Designing small propellers for optimum efficiency

Abstract

Unmanned aircraft systems (UAS) extend human potential and allow us to execute dangerous or difficult tasks safely and efficiently, saving time, saving money and, most importantly, saving lives. Recently, legislation was signed into law that will help safely and responsibly unlock the tremendous potential of UAS to keep the public safe, create lasting jobs, boost local economies, and further develop in technology and innovation. In the UAS community, one of the pillars is the design and performance of open propellers used in hand launched, small UASs. The performance of these small propellers directly influences the operational capabilities of the UAS. As such, the design and testing of these propellers is necessary to accurately predict UAS performance.

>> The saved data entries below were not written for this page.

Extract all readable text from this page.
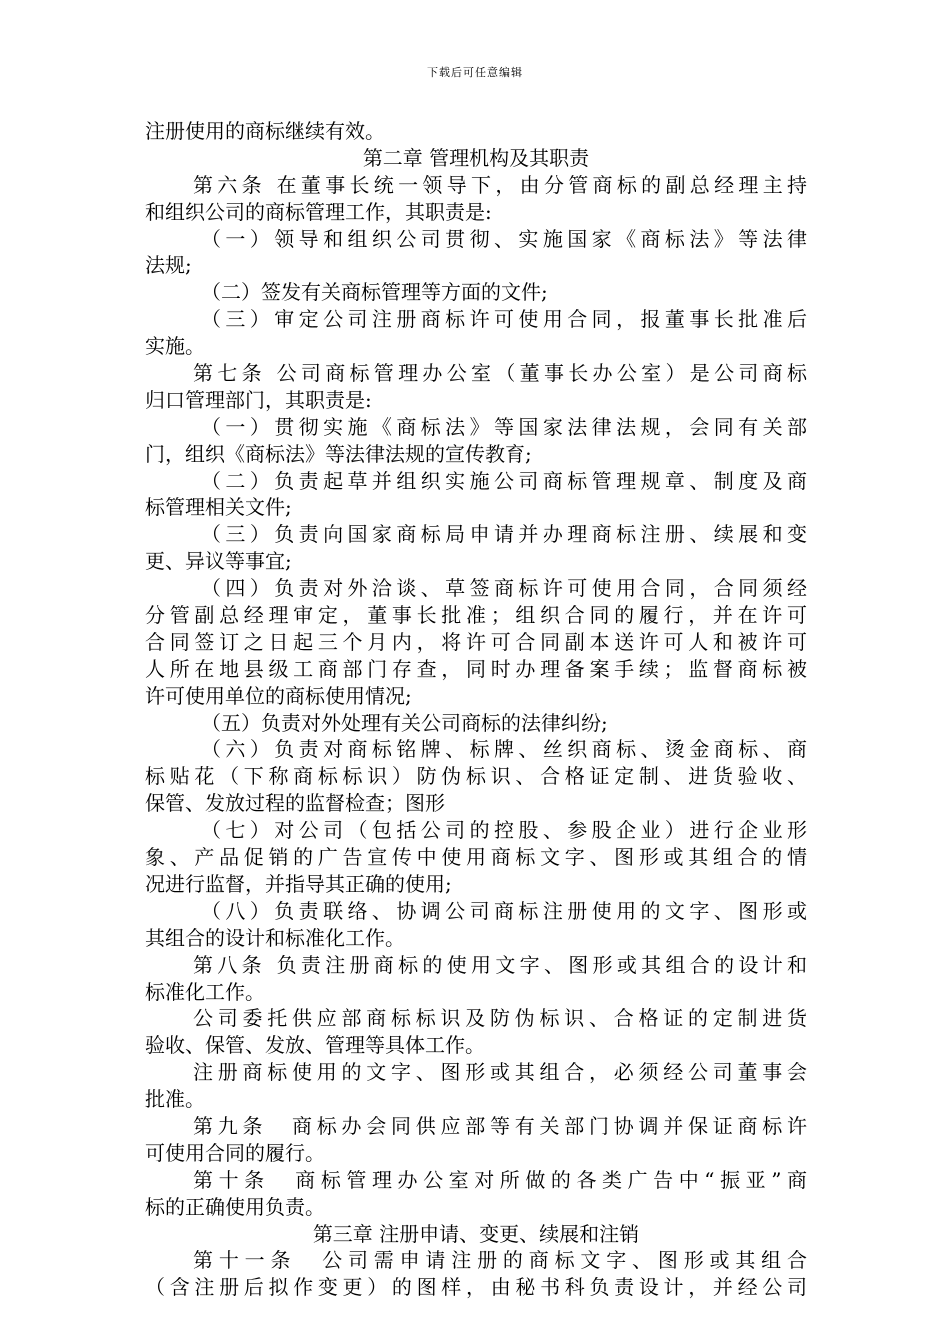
下载后可任意编辑
注册使用的商标继续有效。
第二章 管理机构及其职责
第六条 在董事长统一领导下，由分管商标的副总经理主持
和组织公司的商标管理工作，其职责是:
（一）领导和组织公司贯彻、实施国家《商标法》等法律
法规;
（二）签发有关商标管理等方面的文件;
（三）审定公司注册商标许可使用合同，报董事长批准后
实施。
第七条 公司商标管理办公室（董事长办公室）是公司商标
归口管理部门，其职责是:
（一）贯彻实施《商标法》等国家法律法规，会同有关部
门，组织《商标法》等法律法规的宣传教育;
（二）负责起草并组织实施公司商标管理规章、制度及商
标管理相关文件;
（三）负责向国家商标局申请并办理商标注册、续展和变
更、异议等事宜;
（四）负责对外洽谈、草签商标许可使用合同，合同须经
分管副总经理审定，董事长批准；组织合同的履行，并在许可
合同签订之日起三个月内，将许可合同副本送许可人和被许可
人所在地县级工商部门存查，同时办理备案手续；监督商标被
许可使用单位的商标使用情况;
（五）负责对外处理有关公司商标的法律纠纷;
（六）负责对商标铭牌、标牌、丝织商标、烫金商标、商
标贴花（下称商标标识）防伪标识、合格证定制、进货验收、
保管、发放过程的监督检查；图形
（七）对公司（包括公司的控股、参股企业）进行企业形
象、产品促销的广告宣传中使用商标文字、图形或其组合的情
况进行监督，并指导其正确的使用;
（八）负责联络、协调公司商标注册使用的文字、图形或
其组合的设计和标准化工作。
第八条 负责注册商标的使用文字、图形或其组合的设计和
标准化工作。
公司委托供应部商标标识及防伪标识、合格证的定制进货
验收、保管、发放、管理等具体工作。
注册商标使用的文字、图形或其组合，必须经公司董事会
批准。
第九条　商标办会同供应部等有关部门协调并保证商标许
可使用合同的履行。
第十条　商标管理办公室对所做的各类广告中“振亚”商
标的正确使用负责。
第三章 注册申请、变更、续展和注销
第十一条　公司需申请注册的商标文字、图形或其组合
（含注册后拟作变更）的图样，由秘书科负责设计，并经公司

This experimental investigation examined the relationship between diameter and pitch to aerodynamic efficiency. Thrust, torque, power, and propeller rotational speed (RPM) were tested for 8 different propeller configurations, 5 commercial propellers and 3 designed and printed locally. The commercial propellers had diameters ranging from 9 to 7 inches and pitches from 8 to 4. Each configuration was tested statically, so the advance ratio was not considered for our study. The larger diameter propeller performed the best and the 6 was the pitch that also had a better performance. Of the three built propellers, NACA 4415, ClarkY and ClarkYM15. ClarkY worked the best.